USBEK À ZACHI, SA FEMME.
Au sérail d’Ispahan.


Vous m’avez offensé, Zachi ; et je sens dans mon cœur des mouvements que vous devriez craindre, si mon éloignement ne vous laissoit le temps de changer de conduite, et d’apaiser la violente jalousie dont je suis tourmenté.
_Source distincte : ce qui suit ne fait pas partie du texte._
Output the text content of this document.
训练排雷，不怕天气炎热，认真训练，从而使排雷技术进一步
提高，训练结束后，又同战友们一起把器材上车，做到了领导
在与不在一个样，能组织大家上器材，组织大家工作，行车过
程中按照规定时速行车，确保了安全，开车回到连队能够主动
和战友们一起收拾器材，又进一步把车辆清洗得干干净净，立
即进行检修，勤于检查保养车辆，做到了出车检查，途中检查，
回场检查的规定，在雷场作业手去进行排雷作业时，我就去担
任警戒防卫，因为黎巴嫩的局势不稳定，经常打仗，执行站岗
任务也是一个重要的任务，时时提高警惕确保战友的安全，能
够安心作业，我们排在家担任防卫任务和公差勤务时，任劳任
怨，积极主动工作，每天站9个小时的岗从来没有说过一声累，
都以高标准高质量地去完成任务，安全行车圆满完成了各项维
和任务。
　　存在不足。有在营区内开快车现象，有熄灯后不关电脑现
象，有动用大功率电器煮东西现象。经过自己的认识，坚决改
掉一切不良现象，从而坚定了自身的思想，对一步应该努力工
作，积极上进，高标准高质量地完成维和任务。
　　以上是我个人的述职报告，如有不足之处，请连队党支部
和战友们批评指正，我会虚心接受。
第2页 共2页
J’apprends qu’on vous a trouvée seule avec Nadir, eunuque blanc, qui payera de sa tête son infidélité et sa perfidie. Comment vous êtes-vous oubliée jusqu’à ne pas sentir qu’il ne vous est pas permis de recevoir dans votre chambre un eunuque blanc, tandis que vous en avez de noirs destinés à vous servir ? Vous avez beau me dire que des eunuques ne sont pas des hommes, et que votre vertu vous met au-dessus des pensées que pourrait faire naître en vous une ressemblance imparfaite ; cela ne suffit ni pour vous ni pour moi : pour vous, parce que vous faites une chose que les lois du sérail vous défendent ; pour moi, en ce que vous m’ôtez l’honneur, en vous exposant à des regards ; que dis-je, à des regards ? peut-être aux entreprises d’un perfide qui vous aura souillée par ses crimes, et plus encore par ses regrets et le désespoir de son impuissance.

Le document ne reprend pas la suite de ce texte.